Here in the Golden Room is where the “Salzburg Fortress Concerts” are held. Since I did not attend any of these concerts (not even for the purpose of writing about them in this blog), I can’t comment from personal experience, but for those who don’t mind paying through the nose to hear “the most well-known and beloved works of W.A. Mozart” such as his “Little Serenade” aka “Little Night Music” (K. 525), performed by unnamed “internationally-renowned soloists”, this is no doubt an attractive option.
At best, these tourist concerts give you the chance to hear some light pieces of classical music played in beautiful historic palaces, castles or churches, so you can sit and soak up the atmosphere as you listen. Especially for those who are not very well acquainted with classical music, this can provide a pleasant and painless introduction.
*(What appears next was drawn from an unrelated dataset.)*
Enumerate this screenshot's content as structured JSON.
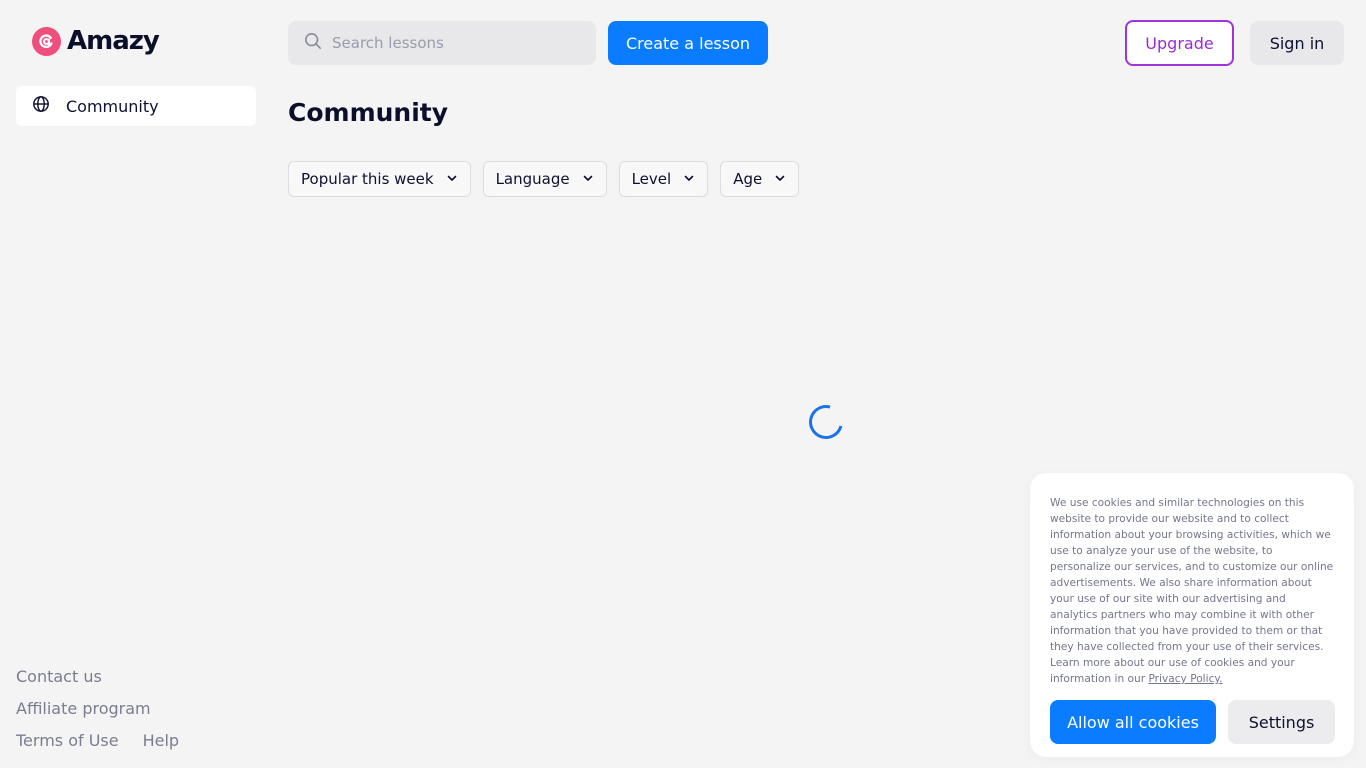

My experience in cities like Prague and Vienna, however, is that not all of these old palaces have suitable acoustics, and that generally the musicians are unmotivated because they have been playing the same hackneyed pieces night after night for months on end. It isn’t always that bad, but it can be. Also, these tourist concerts are invariably over-priced. In Salzburg you can see an entire opera at the State Theatre for less than one of these brief concerts.
By the way, in a border town like Salzburg it is not difficult to become an “internationally-renowned soloist”. All you have to do is play a few gigs across the river in the adjoining city of Freilassing, Germany, and presto, you’re internationally renowned.
Before leaving the fortress I had lunch at the Panorama Restaurant, which as the name implies offers wide views of the city and the surrounding countryside.
This is a rustic outdoor restaurant that is open to the wind, with enough shade to make it comfortable on a hot summer afternoon. The waiters and waitresses were wearing vaguely Alpine costumes and were friendly and efficient.
I ordered their daily special, which turned out to be some sort of local dish involving a roast pork and dumplings. The meat was a bit dry — perhaps it had been re-warmed once too often — but otherwise the food was quite adequate.
Obviously this is not gourmet dining, but if that’s what you are looking for there is an indoor restaurant somewhere in the fortress with white tablecloths and all the proper wine glasses arranged in their proper order.
My photos in this post are from 2016. I revised the text in 2017.